There are two caveats:
> Vitamin D3 needs magnesium to be converted to its active form; thus, it is normally best to take them together.
> While HCQ is an effective ionophore that can and has saved numerous Covid patients, it is nonetheless, a drug that is incompatible with vitamin D3. HCQ also has a very long half-life. Despite this incompatibility being in the medical books, many protocols contain both. The issue “appears” to be an inability to convert vitamin D3 to its active form in the presents of HCQ. However, normal vitamin D levels are also known to get depleted with long term use of HCQ.

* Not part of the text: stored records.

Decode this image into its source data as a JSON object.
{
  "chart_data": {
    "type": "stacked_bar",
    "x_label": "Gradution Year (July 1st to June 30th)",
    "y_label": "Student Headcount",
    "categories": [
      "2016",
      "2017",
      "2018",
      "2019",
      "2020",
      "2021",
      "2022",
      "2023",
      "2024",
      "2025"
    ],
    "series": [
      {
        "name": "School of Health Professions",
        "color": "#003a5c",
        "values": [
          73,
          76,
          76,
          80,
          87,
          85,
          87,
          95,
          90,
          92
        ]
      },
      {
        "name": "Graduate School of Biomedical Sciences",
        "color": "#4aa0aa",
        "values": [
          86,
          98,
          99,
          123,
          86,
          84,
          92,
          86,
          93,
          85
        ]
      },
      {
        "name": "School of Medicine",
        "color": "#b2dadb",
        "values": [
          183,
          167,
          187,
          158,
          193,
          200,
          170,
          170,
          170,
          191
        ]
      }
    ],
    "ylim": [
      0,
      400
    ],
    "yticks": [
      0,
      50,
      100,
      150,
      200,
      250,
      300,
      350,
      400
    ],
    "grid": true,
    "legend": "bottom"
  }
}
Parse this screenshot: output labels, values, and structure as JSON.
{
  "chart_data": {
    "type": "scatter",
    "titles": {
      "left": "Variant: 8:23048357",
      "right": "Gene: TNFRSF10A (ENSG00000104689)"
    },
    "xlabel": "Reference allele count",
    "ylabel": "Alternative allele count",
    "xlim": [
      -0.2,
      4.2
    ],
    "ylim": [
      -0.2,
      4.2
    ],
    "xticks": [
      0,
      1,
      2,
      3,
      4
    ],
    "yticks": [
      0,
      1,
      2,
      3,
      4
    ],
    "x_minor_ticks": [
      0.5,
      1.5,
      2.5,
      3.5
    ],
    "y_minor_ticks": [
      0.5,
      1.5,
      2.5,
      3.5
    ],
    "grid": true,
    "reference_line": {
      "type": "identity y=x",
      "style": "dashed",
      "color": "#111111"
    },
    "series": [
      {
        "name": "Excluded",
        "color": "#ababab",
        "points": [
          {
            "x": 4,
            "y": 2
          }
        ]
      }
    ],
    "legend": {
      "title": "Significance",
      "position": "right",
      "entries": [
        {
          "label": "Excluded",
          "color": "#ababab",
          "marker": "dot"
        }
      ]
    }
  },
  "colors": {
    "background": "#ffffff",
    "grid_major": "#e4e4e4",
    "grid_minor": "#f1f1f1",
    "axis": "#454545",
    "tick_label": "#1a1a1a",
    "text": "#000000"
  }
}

In May 2020, fighting long covid issues, a friend passed on his military doctors advise to ramp D3 (with some k2) to high levels. The next day at another visit to the general practice doc to refill my Mpred-steriods I mentioned this plan to ramp my D3 to her. She freaked out and warned me about overdosing on it and gave every excuse she could think of to NOT do it. I followed my friend’s doc.
Other issues about sunlight D3 and conversion – suntan lotion, sunblock, and darker skin curb natural production/absorption of D3 – research the impact for you. So will the use of the commonly prescribed statins for heart disease. Our American belt line also requires multiples of the RDA levels. Can someone confirm what Ive heard of 10-15K if you’re obese.